As Wales’ first National Park and the third most popular National Park in Britain, Snowdonia is something special. It stretches over 827 square miles of unspoilt scenery with rocky mountains, clear blue lakes and thick forests. It has plants and insects you won’t find anywhere else in the world. And at the heart of it is the peak of Mount Snowdon, the highest mountain in Wales. Or so I’d been told at least – the first time I’d visited you could barely see a metre in front of you through thick fog and drizzle. So when the last day of our recent weekend trip to North Wales dawned blue and bright, I knew exactly where to go.
When the sun shines in Snowdonia, you have to get out there among it all – however you can. Ideally we’d have had a couple of days to climb Mount Snowdon and hike in the mountains, or even half a day for a shorter walk. But all we had was a car and a few hours. After a bit of research I came up with a road trip through some of the park’s most scenic drives. So if you’re limited on time – or not much of a walker – you can still get a taste of Snowdonia’s beautiful scenery. The route covers 39 miles altogether and takes around 1.5 hours to drive (depending on how many photo/tea and cake stops you make along the way).
Our route started in the town of Porthmadog on the North Wales coast. This was our base for the weekend, and it’s the hub for the West Highland and Ffestiniog railways and close to one of my favourite Welsh spots – the quirky Italian-style village of Portmeirion. From Porthmadog we followed the A498 past the village of Tremadog and through the Aberglaslyn Pass to the town of Bedgellert. The road carries on through the forest then along the banks of the Llyn Dinas lake. The 60-acre lake is home to salmon and trout – and maybe even the throne of Britain. Legend has it that ancient British king Vortigern hid the throne under a great stone by Llyn Dinas for safekeeping and it’s still there somewhere (though nowhere I could see…).

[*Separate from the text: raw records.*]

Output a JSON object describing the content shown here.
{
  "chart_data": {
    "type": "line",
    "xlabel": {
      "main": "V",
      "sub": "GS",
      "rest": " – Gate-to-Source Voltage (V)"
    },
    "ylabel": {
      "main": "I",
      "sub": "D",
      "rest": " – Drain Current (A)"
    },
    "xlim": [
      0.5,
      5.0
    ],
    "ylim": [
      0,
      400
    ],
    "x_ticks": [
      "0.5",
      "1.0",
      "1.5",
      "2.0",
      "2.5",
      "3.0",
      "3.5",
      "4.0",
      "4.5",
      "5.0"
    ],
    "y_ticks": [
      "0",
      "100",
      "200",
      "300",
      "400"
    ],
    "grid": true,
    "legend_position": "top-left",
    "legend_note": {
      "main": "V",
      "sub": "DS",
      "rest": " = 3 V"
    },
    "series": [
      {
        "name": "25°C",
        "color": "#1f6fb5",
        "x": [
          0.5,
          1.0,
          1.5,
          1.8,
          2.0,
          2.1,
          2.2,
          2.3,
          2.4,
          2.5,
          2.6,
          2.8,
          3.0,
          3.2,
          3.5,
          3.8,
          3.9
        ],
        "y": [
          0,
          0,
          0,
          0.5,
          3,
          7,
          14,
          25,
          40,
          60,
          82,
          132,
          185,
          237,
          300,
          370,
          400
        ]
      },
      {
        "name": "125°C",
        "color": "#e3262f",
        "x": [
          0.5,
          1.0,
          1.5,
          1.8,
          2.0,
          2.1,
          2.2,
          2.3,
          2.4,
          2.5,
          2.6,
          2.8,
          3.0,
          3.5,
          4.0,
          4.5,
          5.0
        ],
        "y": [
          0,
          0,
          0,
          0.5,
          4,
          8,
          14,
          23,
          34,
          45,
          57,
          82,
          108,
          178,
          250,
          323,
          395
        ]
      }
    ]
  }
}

We drove on around the edge of Llyn Dinas and it wasn’t long until we came to an even more beautiful lake – Llyn Gwynant. On a still morning the lake was perfectly flat with the mountains and white fluffy clouds above reflected in it like a mirror (well at least they were until a dog jumped in for a swim – but if it wasn’t about 10 degrees in there I might’ve been tempted myself). The start of autumn’s a gorgeous time to visit Snowdonia with a mix of greens, golds and reds everywhere you look. The road follows the Nant Gwynant river from the lake and climbs 600 feet upwards in just two miles. At the top there’s a viewpoint where you can look look back down to the lake and over to the Cwm Dyli hydro-electric power station.
At the top of Nant Gwynant we took a diversion to the left on the A4086 to the Pen-y-Pass. This is the start of three of the main walking routes up Mount Snowdon. The car park was packed with hikers getting ready to start the climb up – and the café full of others celebrating getting back down. The road up here started life as a miners’ path in the 1830s to transport copper ore from Snowdonia down to Llanberis. It still winds the same way downhill to Llanberis. This is where catch the Snowdon Mountain Railway to the top if you don’t fancy walking. Or where you start the Llanberis Path if you do – it’s the longest but least strenuous walk up to the summit next to the railway line. There are a ton of other outdoor activities too like mountaineering, climbing and mountain biking, as well as diving in Llyn Padarn lake if you’re feeling brave.
From Llanberis we backtracked to the Pen-y-Pass and followed the A4086 over the hills past the grey slate cottages in the village of Capel Curig. Then from there we took a right onto the A5 towards Betws-y-Coed on the edge of Snowdonia. The road gets flatter here and there are more trees and less mountains. Betws-y-Coed is another hub town, with a pretty village green surrounded by shops, hotels and an old church. There’s the Miners’ Bridge and walks along the riverside or out to the Pont-y-Pair and Swallow Falls waterfalls. Then you can replenish some calories at Cwmni Cacen Gri, who do a mean Welshcake.
The road out of Betws-y-Coed leaves Snowdonia, but if you’ve not had enough beautiful scenery by now there are a couple of different directions you can take. If you go north along the A470 you’ll reach the medieval seaside town of Conwy. It has the 13th-century Conwy Castle as well as city walls to walk around and the UK’s smallest house to squeeze yourself into. Or head south on the A5 to Llangollen and the Pontcysyllte Aqueduct. It’s a seriously impressive piece of engineering, built in 1805 to carry the Llangollen Canal over the River Dee. At 38 metres up it’s Britain’s longest and highest aqueduct, just wide enough for one canal boat, and you can take a boat trip across or walk along the towpath for even more scenic views.
So have I convinced you to explore Snowdonia by car, or is there a even more scenic Welsh road trip that I should try out next?